Tentu saja, bagi sebagian orang, mitos hanyalah cerita turun-temurun, tak lebih dari takhayul yang bertahan karena diulang-ulang. Namun bagi mereka yang percaya, Bojonegoro bukan sekadar kota—ia adalah takdir itu sendiri.

Lihatlah daftar panjang para presiden Indonesia. Soeharto, Habibie, Gus Dur, Megawati, SBY, Jokowi—mereka semua, dengan berbagai alasan, memilih untuk tidak menginjakkan kaki di Bojonegoro. Entah karena tidak percaya pada mitos ini, entah karena ragu, atau mungkin karena jauh di lubuk hati mereka pun tak ingin menguji sesuatu yang telah berurat-akar dalam kesadaran kolektif rakyat Bojonegoro. Tetapi ada satu pengecualian—Soekarno, sang Putra Fajar.

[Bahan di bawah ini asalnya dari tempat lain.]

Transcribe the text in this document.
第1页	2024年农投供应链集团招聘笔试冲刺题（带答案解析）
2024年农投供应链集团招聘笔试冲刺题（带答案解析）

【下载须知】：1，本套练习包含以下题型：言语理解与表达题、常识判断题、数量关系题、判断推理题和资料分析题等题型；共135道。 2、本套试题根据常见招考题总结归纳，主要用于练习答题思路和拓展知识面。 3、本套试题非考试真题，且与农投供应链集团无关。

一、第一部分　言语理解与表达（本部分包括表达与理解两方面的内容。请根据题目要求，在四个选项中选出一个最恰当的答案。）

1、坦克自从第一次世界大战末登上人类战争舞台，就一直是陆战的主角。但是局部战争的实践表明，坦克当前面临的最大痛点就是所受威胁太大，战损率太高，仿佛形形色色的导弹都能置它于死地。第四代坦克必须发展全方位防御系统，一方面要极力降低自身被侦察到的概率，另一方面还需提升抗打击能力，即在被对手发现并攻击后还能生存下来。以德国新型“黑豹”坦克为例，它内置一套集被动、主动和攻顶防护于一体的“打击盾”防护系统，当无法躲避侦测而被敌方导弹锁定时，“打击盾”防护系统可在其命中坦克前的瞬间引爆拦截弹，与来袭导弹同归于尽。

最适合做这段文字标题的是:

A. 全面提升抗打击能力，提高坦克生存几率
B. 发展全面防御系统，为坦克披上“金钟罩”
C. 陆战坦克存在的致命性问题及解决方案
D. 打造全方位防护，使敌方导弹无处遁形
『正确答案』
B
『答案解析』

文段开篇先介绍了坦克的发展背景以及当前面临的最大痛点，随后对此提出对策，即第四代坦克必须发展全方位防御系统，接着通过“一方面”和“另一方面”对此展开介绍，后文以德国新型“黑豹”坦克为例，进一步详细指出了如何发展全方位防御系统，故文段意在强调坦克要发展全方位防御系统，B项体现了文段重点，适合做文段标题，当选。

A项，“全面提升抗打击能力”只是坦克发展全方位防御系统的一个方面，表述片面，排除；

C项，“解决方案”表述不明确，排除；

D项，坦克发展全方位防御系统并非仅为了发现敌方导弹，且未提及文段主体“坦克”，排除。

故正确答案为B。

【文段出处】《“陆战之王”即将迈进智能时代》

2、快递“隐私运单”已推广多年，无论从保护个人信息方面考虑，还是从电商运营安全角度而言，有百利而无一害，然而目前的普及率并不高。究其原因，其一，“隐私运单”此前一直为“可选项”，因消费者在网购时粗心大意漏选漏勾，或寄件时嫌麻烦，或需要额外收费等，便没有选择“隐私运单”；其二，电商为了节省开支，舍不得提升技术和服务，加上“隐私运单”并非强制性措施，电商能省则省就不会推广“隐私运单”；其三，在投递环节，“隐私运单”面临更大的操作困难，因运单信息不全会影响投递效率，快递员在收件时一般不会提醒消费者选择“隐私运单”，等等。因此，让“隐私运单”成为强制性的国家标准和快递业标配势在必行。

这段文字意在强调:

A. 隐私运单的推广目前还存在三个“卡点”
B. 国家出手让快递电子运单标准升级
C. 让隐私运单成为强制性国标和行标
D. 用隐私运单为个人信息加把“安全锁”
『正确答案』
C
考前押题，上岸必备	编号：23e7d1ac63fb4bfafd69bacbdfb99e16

Soekarno, pemimpin besar revolusi, tokoh yang membakar semangat kemerdekaan dengan pidato-pidatonya yang berapi-api, pernah datang ke Bojonegoro. Dalam kunjungannya, ia berdiri tegak di alun-alun kota, dikelilingi oleh rakyat yang haus akan kehadiran pemimpin mereka, mendengarkan dengan penuh perhatian setiap kata yang keluar dari mulutnya. Saat itu, ia mungkin tidak menyadari bahwa langkah kakinya di tanah Bojonegoro akan menjadi bagian dari mitos yang terus hidup, sebuah cerita yang akan terus diceritakan dari generasi ke generasi.

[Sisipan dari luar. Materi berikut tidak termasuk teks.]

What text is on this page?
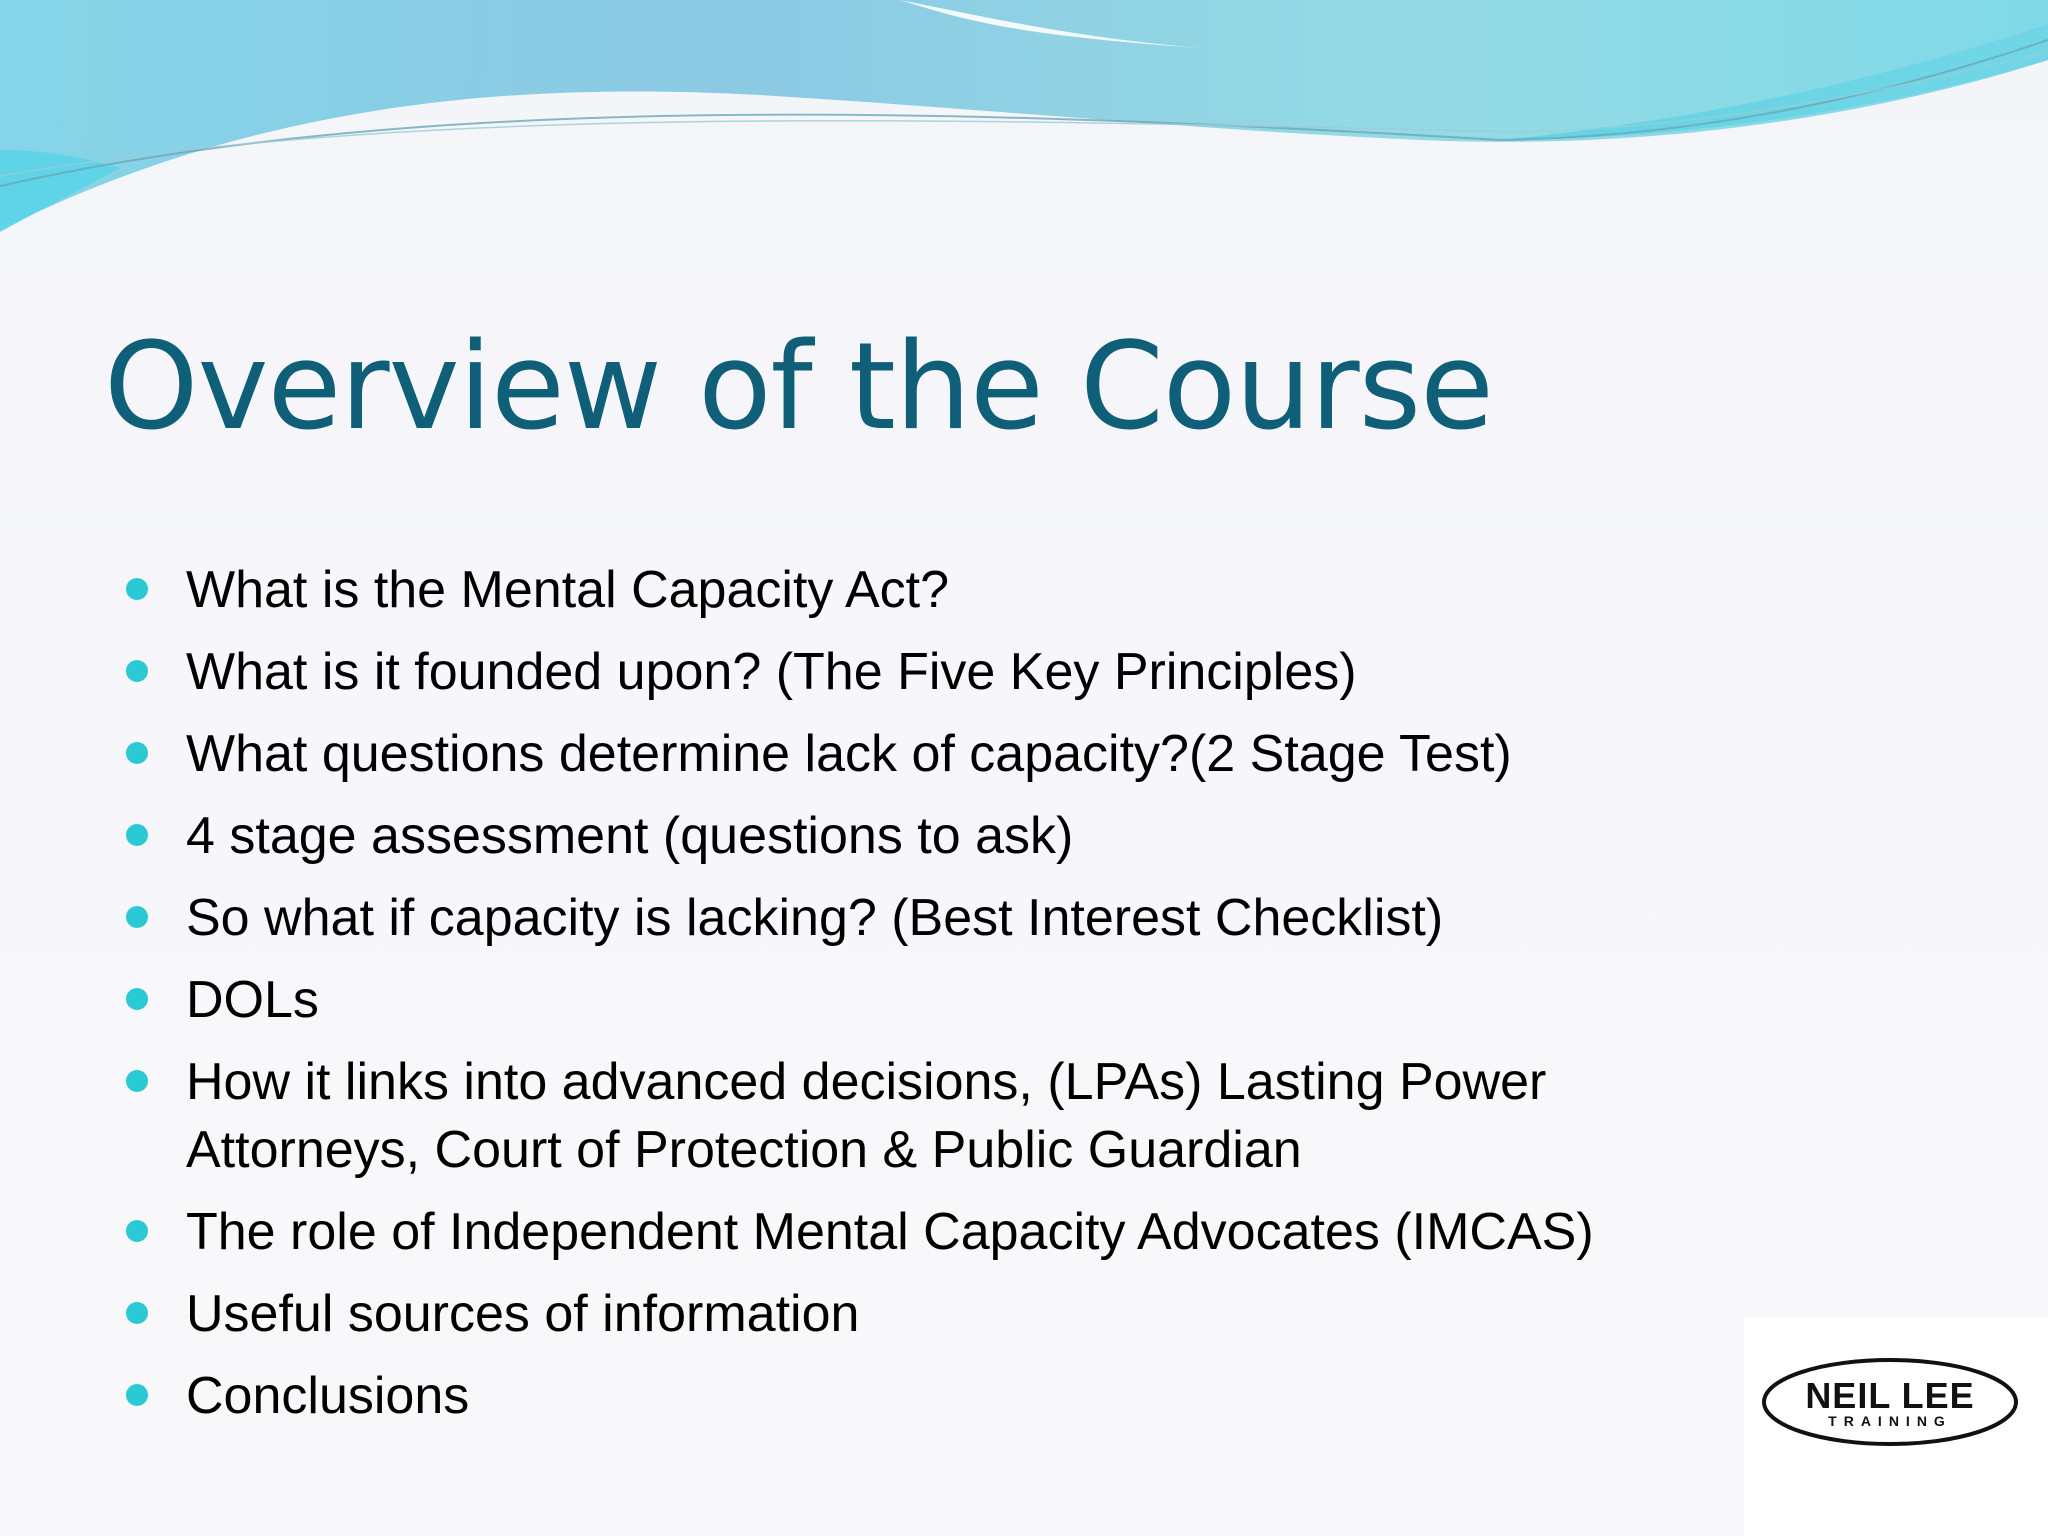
Overview of the Course
What is the Mental Capacity Act?
What is it founded upon? (The Five Key Principles)
What questions determine lack of capacity?(2 Stage Test)
4 stage assessment (questions to ask)
So what if capacity is lacking? (Best Interest Checklist)
DOLs
How it links into advanced decisions, (LPAs) Lasting Power Attorneys, Court of Protection & Public Guardian
The role of Independent Mental Capacity Advocates (IMCAS)
Useful sources of information
Conclusions	NEIL LEE
TRAINING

Dan benar saja, tidak lama setelah kunjungan tersebut, Soekarno menghadapi salah satu titik balik paling dramatis dalam sejarah kepemimpinannya. Kudeta perlahan merobek kekuasaannya, peristiwa G30S 1965 menjadi luka yang tak tersembuhkan dalam sejarah bangsa, aksi mahasiswa mengguncang stabilitas pemerintahan, dan akhirnya, Surat Perintah 11 Maret (Supersemar) menjadi palu yang mengetuk akhir dari era kejayaannya. Dalam waktu singkat, ia yang pernah menjadi pemimpin paling berpengaruh di Nusantara, menemukan dirinya terpinggirkan, dijauhkan dari panggung politik, dan pada akhirnya, hidup dalam keterasingan hingga akhir hayatnya.

Apakah benar kejatuhan Soekarno disebabkan oleh jejak langkahnya di Bojonegoro? Apakah mitos tentang kota ini benar-benar memiliki kekuatan tak kasat mata yang mampu menentukan nasib seorang pemimpin negara? Ataukah ini hanya kebetulan yang dicocok-cocokkan oleh mereka yang ingin mempercayai bahwa ada kekuatan di luar nalar yang bekerja dalam perjalanan sejarah bangsa?

Jika kita melihat dari sudut pandang ilmiah dan berdasarkan kajian para sejarawan, kejatuhan Soekarno lebih banyak disebabkan oleh dinamika politik yang kompleks, terutama transisi kekuasaan yang dipengaruhi oleh kudeta militer serta dikeluarkannya Supersemar yang pada akhirnya memberikan jalan bagi Soeharto untuk mengambil alih tampuk kepemimpinan. Perubahan tersebut bukanlah hasil dari sebuah kutukan atau mitos belaka, melainkan konsekuensi dari ketegangan politik, pergeseran kekuatan militer, serta manuver-manuver strategis yang terjadi di balik layar. Namun, bagi masyarakat yang telah lama hidup dengan keyakinan terhadap mitos Bojonegoro, kejatuhan Soekarno seakan menjadi bukti nyata bahwa tanah ini memang bukan tempat yang ramah bagi para pemimpin tertinggi negeri.

Dan hingga kini, pertanyaan itu tetap menggantung di udara: apakah seorang presiden berani menapakkan kaki di Bojonegoro lagi, ataukah mitos ini akan terus menjadi pagar tak kasat mata yang membuat mereka memilih untuk menjaga jarak?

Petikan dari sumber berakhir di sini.